Estratégia de mudança, a Ucrânia vai de igual para igual com a Rússia em Bakhmut

BAKHMUT, Ucrânia – Era meio da manhã da última sexta-feira quando a câmera de um drone ucraniano deu zoom em um soldado russo movendo-se furtivamente entre as árvores na periferia da cidade. Outro ataque inimigo estava em andamento em Bakhmut.

O piloto do drone marcou as coordenadas enquanto observava, depois as enviou por link de satélite aos comandantes de artilharia.

Em poucos minutos, as unidades de artilharia ucraniana atingiram as casas onde haviam visto os russos se protegendo. A fumaça dos golpes podia ser vista subindo silenciosamente na tela do operador do drone.

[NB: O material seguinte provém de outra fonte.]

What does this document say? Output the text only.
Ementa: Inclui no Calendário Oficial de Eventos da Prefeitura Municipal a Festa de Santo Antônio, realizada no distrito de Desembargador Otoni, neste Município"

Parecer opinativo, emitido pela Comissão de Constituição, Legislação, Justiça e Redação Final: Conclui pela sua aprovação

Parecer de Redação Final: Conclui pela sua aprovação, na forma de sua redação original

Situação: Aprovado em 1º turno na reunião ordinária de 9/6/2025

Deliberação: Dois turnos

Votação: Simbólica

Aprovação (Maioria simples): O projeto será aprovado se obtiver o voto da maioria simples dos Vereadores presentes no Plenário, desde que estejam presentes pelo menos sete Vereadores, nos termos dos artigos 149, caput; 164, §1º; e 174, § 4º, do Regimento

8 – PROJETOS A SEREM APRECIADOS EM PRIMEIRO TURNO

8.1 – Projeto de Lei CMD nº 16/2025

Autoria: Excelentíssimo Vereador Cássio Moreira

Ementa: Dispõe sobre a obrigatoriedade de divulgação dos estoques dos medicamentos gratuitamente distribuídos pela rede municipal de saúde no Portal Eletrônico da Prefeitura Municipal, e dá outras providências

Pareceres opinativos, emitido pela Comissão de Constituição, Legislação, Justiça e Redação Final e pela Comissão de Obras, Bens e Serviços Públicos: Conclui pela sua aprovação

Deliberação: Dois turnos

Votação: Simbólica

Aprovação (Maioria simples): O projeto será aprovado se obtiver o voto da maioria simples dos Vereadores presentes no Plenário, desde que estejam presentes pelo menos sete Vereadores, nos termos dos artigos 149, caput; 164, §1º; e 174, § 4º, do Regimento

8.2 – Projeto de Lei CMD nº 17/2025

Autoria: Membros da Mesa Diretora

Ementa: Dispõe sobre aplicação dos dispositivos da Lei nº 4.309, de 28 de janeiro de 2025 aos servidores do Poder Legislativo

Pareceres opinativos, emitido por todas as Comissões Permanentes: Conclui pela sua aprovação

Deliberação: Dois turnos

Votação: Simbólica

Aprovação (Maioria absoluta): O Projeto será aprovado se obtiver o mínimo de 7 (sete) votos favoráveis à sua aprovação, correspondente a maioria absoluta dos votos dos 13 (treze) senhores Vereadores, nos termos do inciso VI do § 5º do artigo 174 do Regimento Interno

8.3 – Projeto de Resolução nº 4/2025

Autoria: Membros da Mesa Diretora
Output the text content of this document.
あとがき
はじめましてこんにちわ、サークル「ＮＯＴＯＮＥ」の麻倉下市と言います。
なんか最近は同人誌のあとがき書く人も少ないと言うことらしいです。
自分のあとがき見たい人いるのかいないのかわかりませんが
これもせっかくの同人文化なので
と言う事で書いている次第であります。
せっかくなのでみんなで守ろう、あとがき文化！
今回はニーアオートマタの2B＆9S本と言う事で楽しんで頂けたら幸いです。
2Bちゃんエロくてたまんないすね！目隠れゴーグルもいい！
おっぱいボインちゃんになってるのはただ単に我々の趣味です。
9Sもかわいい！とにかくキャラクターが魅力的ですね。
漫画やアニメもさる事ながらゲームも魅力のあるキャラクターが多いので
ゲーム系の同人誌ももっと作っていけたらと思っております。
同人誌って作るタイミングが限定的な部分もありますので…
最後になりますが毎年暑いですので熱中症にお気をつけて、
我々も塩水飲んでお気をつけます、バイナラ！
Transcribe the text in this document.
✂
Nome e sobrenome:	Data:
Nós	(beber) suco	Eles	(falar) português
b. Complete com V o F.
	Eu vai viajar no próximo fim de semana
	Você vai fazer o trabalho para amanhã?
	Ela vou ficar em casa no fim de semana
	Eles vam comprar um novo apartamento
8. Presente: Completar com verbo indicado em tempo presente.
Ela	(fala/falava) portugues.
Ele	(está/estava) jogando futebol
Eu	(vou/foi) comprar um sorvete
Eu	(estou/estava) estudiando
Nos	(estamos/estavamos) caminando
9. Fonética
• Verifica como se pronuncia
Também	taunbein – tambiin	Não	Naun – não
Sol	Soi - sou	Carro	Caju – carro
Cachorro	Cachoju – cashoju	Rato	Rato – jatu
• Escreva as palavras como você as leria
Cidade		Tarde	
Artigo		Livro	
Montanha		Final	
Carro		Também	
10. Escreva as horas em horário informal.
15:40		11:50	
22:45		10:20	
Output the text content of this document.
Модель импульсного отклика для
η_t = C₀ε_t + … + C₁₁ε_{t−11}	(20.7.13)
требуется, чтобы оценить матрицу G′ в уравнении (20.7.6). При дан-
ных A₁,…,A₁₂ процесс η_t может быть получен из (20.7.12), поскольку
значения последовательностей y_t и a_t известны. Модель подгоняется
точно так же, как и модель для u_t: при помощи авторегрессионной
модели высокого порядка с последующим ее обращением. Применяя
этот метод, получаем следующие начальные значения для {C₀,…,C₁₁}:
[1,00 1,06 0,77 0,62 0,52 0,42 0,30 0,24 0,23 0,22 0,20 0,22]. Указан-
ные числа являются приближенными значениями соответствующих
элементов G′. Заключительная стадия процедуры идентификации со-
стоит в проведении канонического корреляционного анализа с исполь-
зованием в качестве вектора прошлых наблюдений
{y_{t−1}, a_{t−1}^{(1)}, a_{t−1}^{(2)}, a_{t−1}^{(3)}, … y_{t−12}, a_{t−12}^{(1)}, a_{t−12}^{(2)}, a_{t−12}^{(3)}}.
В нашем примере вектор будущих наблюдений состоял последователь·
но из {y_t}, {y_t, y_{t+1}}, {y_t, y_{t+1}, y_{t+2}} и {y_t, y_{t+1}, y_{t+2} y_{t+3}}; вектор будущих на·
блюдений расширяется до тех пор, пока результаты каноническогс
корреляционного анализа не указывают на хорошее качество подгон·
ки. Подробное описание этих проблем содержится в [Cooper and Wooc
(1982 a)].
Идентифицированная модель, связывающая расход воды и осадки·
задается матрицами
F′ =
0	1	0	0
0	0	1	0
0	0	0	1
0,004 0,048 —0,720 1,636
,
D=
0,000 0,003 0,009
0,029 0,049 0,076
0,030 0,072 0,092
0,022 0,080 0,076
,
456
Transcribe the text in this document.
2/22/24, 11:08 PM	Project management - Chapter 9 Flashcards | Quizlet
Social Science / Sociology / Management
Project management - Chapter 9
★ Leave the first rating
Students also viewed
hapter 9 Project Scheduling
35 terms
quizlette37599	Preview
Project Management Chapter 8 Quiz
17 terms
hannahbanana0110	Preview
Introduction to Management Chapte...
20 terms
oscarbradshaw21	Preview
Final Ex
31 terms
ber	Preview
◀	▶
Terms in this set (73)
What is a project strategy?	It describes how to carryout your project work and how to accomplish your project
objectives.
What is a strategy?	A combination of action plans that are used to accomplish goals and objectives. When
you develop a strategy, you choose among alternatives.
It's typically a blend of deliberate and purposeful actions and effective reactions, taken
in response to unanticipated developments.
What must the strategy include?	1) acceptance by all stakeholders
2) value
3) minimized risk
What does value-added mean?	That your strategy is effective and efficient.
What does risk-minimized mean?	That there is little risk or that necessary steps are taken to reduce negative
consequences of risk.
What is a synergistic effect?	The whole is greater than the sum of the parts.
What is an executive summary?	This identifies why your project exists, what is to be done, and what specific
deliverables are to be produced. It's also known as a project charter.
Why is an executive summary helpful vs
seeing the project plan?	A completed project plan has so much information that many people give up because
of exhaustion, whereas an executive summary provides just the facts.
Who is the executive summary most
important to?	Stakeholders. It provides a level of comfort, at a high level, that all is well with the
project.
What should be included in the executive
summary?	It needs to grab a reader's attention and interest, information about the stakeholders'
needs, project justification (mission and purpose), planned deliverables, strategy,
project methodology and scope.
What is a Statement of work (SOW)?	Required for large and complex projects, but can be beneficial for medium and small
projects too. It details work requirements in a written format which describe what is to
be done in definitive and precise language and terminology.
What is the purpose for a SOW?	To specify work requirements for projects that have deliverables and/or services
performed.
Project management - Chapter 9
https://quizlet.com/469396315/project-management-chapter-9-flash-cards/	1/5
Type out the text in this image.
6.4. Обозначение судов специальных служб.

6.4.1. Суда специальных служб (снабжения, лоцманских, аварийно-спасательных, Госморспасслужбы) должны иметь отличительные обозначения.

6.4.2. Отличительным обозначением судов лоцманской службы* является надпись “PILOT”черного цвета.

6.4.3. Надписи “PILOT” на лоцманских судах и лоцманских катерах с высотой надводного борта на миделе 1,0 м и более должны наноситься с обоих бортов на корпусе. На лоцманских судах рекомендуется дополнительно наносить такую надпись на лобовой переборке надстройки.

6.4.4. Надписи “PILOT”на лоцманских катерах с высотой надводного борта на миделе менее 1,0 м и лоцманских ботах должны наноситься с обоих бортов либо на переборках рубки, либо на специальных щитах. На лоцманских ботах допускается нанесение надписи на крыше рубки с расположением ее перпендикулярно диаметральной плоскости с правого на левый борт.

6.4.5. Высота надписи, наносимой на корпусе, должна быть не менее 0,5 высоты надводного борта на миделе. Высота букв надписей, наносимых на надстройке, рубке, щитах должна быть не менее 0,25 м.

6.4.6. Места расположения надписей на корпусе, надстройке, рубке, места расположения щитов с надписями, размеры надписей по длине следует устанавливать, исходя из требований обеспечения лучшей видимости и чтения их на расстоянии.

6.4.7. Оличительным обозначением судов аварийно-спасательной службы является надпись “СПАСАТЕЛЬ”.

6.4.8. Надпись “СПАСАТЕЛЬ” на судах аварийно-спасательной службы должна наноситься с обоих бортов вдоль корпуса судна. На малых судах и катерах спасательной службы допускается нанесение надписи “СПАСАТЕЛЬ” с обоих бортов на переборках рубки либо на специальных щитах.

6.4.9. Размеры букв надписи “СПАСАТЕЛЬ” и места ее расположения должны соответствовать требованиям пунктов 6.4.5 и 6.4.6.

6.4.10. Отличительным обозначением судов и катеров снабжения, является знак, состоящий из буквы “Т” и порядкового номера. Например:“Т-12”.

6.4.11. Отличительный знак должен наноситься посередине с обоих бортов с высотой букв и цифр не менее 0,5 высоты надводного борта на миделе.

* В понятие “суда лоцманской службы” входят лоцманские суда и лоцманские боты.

Mais tarde naquele dia, no entanto, um veículo blindado saiu de um bairro do leste carregando soldados ucranianos feridos em direção a um ponto de estabilização no oeste da cidade. O exército da Ucrânia também estava sendo atingido.

É um impasse sombrio que assumiu o ritmo de uma luta pelo título dos pesos pesados, com cada lado indo de igual para igual em uma das batalhas mais longas da guerra. Isso contrasta com a estratégia da Ucrânia em outros lugares ao longo da linha de frente, onde conseguiu evitar confrontos diretos, confiando em manobras ágeis, dissimulação e armas de longo alcance fornecidas pelo Ocidente para forçar a retirada russa.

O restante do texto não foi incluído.